De beroepscommissie heeft de Staatssecretaris in de gelegenheid gesteld schriftelijk te reageren op het beroep en klager alsmede zijn raadsman mr. M. Berbee om het beroep schriftelijk toe te lichten.

Op grond van haar onderzoek overweegt en beslist de beroepscommissie als volgt.

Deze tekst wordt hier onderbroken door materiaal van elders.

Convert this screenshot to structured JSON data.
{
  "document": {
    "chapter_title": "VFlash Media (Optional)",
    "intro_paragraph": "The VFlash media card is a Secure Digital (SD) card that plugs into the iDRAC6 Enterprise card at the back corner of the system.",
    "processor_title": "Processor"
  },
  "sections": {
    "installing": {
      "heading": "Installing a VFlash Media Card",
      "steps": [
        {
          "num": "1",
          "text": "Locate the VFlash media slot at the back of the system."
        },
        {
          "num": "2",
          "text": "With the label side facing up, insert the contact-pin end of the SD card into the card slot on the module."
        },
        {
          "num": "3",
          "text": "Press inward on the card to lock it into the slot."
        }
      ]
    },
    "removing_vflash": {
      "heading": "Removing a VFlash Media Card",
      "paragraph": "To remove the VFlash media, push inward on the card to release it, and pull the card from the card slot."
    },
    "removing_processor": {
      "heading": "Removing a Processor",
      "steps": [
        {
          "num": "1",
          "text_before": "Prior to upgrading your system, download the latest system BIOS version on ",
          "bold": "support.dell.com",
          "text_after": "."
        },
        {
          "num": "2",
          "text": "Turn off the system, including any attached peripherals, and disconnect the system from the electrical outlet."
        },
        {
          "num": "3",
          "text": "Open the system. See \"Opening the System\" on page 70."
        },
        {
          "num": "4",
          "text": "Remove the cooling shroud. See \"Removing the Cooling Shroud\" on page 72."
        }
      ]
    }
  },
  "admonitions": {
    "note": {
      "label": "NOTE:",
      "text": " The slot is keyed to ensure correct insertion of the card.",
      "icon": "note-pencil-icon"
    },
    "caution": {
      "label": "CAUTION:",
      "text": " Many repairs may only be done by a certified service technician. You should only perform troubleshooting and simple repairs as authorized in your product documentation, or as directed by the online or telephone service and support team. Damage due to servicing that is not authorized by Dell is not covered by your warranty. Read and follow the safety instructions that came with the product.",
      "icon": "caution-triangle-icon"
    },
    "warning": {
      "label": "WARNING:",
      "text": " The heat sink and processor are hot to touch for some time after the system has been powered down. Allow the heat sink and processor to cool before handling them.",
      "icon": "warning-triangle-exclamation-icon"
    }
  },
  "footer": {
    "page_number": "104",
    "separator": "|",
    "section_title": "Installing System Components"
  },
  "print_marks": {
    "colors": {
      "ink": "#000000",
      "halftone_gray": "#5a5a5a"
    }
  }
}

1. De inhoud van de bestreden beslissing
De Staatssecretaris heeft klagers verzoek tot het tijdelijk verlaten van de inrichting in het kader van algemeen verlof afgewezen.

2. De standpunten
Namens klager is het beroep als volgt toegelicht. Klager heeft meermalen verlof aangevraagd en dit wordt stelselmatig afgewezen op basis van een oud advies van het Openbaar Ministerie (OM) van medio eind 2011. Eind 2011 heeft klager zich reeds in het
h.v.b. Zwaag aangemeld voor interventies. Pas medio juni 2012, toen klager al in de locatie Zuyder Bos verbleef, is een aanvang gemaakt met de interventies. Dit had te maken met een capaciteitsprobleem binnen de inrichting. Deze omstandigheid dient
niet
aan klager te worden tegengeworpen.

Namens de Staatssecretaris is de bestreden beslissing als volgt toegelicht.
Klager heeft tijdens toezicht van de reclassering wederom een delict gepleegd. Er zijn meerdere interventies voortgekomen uit de Risc die zeker eerst voor een deel doorlopen moeten worden voordat vrijheden worden verleend.
De stelling dat het verzoek is afgewezen op een oud OM-advies van eind 2011 is onjuist. Klager is eind 2011 aangemeld bij coördinatie bureau terugdringen recidive. Hij heeft het deelnameformulier op 11 november 2011 getekend. Na ondertekening wordt de
procedure, zoals het aanmelden bij de reclassering en voor een Risc-onderzoek, opgestart. Dit had niet eerder plaatsgevonden, omdat klager in eerste instantie weigerde om mee te werken aan een voorlichtingsrapport en zich beroept op zijn zwijgrecht. De
gang van zaken is als volgt geweest: opdracht verstrekking reclasseringsadvies: 2 februari 2012, realisatiedatum : 23 maart 2012 en definitief: 7 juni 2012.
Inmiddels heeft klager de eerste training, COVA, bijna positief afgesloten. De volgende geïndiceerde interventies Arva-training en agressietraining moeten nog plaatsvinden. Laatst genoemde training is met name noodzakelijk in verband met het zeer
ernstige agressieve delict waarvoor klager tweemaal veroordeeld. Voorts blijkt uit zijn justitiële documentatie dat klager meerdere malen is veroordeeld voor geweldsdelicten. Hij gaf weinig openheid over zijn leefomstandigheden. Er was twijfel over
klagers motivatie ten aanzien van gedragsinterventies. Klager is begin juni 2012 begonnen met de gedragsinterventies. De verstreken termijn is niet buitengewoon lang en niet te wijten aan capaciteitsproblemen. Landelijk is een half jaar termijn tussen
aanmelding TR en afronding middels een re-integratieplan gebruikelijk. Het had eerder gekund, indien klager had meegewerkt aan het voorlichtingsrapport.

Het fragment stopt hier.